The discussion among regulators involves the issuing of licences to eligible fintech groups, and taking a harder line on the charging of annualised interest above the legal maximum limit of 36 per cent, sources close to the matter told the South China Morning Post.
An entry threshold should be in place for all financial service providers, said Huang Yiping, director of the Digital Finance Research Centre at Peking University and member of China’s central bank monetary policy committee, after a recent visit to fintech firms in the US and comparative studies between the countries.
“Although regulation is no guarantee for [a] risk-free [industry], huge risk will definitely loom where there is none at all, as we have already seen over the past few years,” Huang said during a presentation on Saturday. “As the financial sector itself is built on asymmetry of information, risks once formed up are easily conductive.”

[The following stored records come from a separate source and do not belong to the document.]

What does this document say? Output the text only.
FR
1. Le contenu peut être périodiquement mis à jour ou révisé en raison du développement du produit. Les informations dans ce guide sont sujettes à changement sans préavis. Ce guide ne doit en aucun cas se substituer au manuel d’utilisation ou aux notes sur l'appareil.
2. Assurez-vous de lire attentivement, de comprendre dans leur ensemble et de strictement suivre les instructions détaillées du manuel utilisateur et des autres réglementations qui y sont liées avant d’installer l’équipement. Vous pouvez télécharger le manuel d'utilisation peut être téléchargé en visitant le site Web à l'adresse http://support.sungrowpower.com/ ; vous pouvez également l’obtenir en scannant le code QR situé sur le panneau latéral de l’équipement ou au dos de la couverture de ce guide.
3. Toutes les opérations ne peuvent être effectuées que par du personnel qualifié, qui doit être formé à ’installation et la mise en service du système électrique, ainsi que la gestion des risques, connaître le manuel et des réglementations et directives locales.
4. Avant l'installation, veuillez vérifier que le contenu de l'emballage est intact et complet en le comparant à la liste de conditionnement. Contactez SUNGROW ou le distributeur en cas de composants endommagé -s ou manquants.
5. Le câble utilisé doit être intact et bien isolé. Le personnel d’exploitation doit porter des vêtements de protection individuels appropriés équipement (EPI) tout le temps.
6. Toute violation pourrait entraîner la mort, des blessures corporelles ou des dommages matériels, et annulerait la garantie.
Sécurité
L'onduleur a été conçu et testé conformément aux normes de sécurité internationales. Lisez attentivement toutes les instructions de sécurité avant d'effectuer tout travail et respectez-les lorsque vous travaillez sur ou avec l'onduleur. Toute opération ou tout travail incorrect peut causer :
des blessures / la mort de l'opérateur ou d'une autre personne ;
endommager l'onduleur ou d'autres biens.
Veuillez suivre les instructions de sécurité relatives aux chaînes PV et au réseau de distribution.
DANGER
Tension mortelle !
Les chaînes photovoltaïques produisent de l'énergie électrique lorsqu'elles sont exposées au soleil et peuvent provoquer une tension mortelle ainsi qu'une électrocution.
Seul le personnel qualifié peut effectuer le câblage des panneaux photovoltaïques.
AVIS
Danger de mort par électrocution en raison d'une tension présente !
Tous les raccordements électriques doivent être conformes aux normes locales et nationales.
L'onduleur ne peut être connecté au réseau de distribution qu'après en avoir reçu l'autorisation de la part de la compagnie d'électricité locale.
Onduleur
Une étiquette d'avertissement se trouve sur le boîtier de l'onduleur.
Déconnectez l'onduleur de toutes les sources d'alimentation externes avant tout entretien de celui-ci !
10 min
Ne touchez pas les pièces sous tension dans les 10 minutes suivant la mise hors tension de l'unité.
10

Huang’s remarks echoed those of the People’s Bank of China governor, Zhou Xiaochuan, who called for “both pre-emptive measures and reactive solutions” to curb systemic financial risks in an article published over the weekend, to help the public better understand last month’s party congress report.
Platforms that provide micro loans have mushroomed in China since 2009, a year after the subprime lending blowout strangled the US economy and led to a worldwide financial crisis. While Chinese regulators, concerned about non-creditworthy borrowers, cranked up scrutiny on consumer loans, this gave online lenders a niche to build their market.